I’m sure that there were people in the room at the JP meeting who think that Enroll Boston is a wonderful proposal that should be implemented immediately. None of those people expressed that opinion. What people did express were a lot of questions about how this is going to work and, if charters can opt out of Enroll Boston, whether this would really be more simple for the city’s parents. Charter parents who seemed satisfied with their current schools were justifiably concerned that the Enroll Boston proposal could limit their options to choose alternatives to the BPS. I shared all of that skepticism, and, as the night wore on, I wondered more and more why anyone thought that a private entity like the Boston Compact should be developing and analyzing this proposal.

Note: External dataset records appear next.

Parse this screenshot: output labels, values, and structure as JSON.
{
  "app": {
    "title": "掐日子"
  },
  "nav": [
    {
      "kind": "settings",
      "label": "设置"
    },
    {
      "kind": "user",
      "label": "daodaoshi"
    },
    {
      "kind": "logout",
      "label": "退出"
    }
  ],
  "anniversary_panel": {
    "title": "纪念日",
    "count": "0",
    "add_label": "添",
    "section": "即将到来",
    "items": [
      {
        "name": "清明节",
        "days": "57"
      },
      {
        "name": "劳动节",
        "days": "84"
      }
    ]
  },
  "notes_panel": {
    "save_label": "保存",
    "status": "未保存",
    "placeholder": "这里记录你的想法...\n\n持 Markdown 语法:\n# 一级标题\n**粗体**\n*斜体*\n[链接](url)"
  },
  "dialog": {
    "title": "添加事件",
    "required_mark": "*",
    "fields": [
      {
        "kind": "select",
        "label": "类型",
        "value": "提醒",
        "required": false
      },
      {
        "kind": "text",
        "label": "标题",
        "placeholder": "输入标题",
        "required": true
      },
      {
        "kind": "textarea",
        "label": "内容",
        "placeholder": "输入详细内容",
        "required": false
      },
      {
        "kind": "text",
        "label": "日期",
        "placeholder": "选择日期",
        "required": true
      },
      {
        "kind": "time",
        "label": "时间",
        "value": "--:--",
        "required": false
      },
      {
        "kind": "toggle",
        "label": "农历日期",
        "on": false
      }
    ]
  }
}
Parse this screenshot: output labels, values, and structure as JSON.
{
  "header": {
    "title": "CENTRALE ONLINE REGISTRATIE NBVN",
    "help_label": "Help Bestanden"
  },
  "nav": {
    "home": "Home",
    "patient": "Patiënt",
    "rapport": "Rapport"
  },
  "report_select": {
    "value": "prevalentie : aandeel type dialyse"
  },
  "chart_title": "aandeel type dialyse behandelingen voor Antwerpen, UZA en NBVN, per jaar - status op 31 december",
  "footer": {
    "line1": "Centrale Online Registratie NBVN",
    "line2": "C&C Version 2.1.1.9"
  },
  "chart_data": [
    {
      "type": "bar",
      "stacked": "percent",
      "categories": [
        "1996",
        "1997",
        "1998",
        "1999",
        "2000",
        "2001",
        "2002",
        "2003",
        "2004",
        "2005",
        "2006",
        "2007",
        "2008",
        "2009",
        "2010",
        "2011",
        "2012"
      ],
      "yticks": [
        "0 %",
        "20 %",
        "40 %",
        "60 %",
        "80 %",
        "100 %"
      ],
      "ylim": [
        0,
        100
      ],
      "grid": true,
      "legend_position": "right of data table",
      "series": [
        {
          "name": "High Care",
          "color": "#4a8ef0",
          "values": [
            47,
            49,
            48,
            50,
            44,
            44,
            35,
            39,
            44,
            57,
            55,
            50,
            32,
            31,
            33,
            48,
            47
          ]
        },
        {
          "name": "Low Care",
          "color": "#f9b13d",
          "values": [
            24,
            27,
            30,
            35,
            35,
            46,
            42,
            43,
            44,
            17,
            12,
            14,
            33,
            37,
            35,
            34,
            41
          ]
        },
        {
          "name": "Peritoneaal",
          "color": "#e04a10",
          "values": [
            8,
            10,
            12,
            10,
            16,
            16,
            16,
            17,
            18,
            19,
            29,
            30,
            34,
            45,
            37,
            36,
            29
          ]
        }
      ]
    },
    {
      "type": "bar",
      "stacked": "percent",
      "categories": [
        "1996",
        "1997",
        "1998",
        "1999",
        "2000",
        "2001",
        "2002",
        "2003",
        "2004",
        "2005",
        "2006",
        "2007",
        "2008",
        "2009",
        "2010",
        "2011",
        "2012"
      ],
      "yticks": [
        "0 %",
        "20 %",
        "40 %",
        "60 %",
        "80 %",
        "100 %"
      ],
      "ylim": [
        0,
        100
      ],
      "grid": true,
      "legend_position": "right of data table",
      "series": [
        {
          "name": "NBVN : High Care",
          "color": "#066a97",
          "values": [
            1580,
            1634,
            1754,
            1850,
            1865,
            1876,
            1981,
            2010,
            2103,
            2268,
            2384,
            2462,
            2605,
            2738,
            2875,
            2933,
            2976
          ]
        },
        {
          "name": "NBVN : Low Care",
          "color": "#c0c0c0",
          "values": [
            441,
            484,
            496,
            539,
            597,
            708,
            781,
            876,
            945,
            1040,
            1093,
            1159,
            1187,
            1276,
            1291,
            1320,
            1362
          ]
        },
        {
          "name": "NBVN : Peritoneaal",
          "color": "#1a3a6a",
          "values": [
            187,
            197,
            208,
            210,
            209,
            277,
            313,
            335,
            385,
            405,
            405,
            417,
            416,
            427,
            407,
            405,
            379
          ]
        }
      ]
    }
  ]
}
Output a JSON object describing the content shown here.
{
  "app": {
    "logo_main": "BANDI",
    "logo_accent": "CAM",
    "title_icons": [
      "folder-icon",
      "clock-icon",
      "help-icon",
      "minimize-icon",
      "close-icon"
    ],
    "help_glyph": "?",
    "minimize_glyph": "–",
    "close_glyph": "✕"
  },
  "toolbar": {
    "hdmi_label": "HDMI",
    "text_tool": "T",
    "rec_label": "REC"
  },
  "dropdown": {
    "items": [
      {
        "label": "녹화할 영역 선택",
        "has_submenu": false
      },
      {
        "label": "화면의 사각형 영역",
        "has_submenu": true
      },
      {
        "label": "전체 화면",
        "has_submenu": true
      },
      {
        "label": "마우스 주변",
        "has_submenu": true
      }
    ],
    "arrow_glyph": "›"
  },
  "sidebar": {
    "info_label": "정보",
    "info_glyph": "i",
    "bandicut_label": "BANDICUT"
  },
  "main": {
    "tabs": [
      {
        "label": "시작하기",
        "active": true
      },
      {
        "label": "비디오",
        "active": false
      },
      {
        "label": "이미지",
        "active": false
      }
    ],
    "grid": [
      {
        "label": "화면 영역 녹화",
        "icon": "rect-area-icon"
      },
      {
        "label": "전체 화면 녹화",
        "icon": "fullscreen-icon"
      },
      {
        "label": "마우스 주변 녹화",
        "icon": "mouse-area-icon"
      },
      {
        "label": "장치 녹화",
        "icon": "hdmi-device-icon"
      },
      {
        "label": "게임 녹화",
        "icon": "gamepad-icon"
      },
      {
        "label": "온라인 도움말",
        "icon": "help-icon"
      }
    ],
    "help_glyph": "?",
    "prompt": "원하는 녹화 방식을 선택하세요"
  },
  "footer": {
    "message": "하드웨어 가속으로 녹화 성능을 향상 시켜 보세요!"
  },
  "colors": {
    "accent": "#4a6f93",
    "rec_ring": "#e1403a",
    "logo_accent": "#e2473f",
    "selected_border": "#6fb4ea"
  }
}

In its internal discussions of its communication strategy around Enroll Boston, the Compact Steering Committee noted that the idea would need to overcome the opposition of “small, vocal, entrenched” groups in some neighborhoods. Those groups may well exist, but what Enroll Boston encountered in Jamaica Plain was opposition that was “numerous, thoughtful and very much out in the open.”
Why the Boston Compact?
If they had allowed me another question, I’d have asked, “What I’ve seen here tonight confirmed my sense that the Boston Compact is competently staffed, lavishly funded (and about to be more lavishly funded when they convince the Walmart people that Enroll Boston is consistent with their ed reform agenda) and well-connected to that sliver of the “education practitioner” community that has had direct contact with the Compact’s programs. At the same time, the Compact has no apparent experience addressing system-wide school assignment challenges, is entirely disconnected from two key constituencies (parents and students) that are critical to school assignment and operates in a closed, opaque way that is inaccessible to the people who rely on the Boston Public Schools for the education of our children. Why would anyone think that the Boston Compact was the appropriate group to facilitate the discussion, let alone the implementation, of a new assignment system for our children?”
Listen to what the Boston Compact has to say and decide for yourself. Tuesday, November 17th at 5:30 at the West End Boys and Girls Club.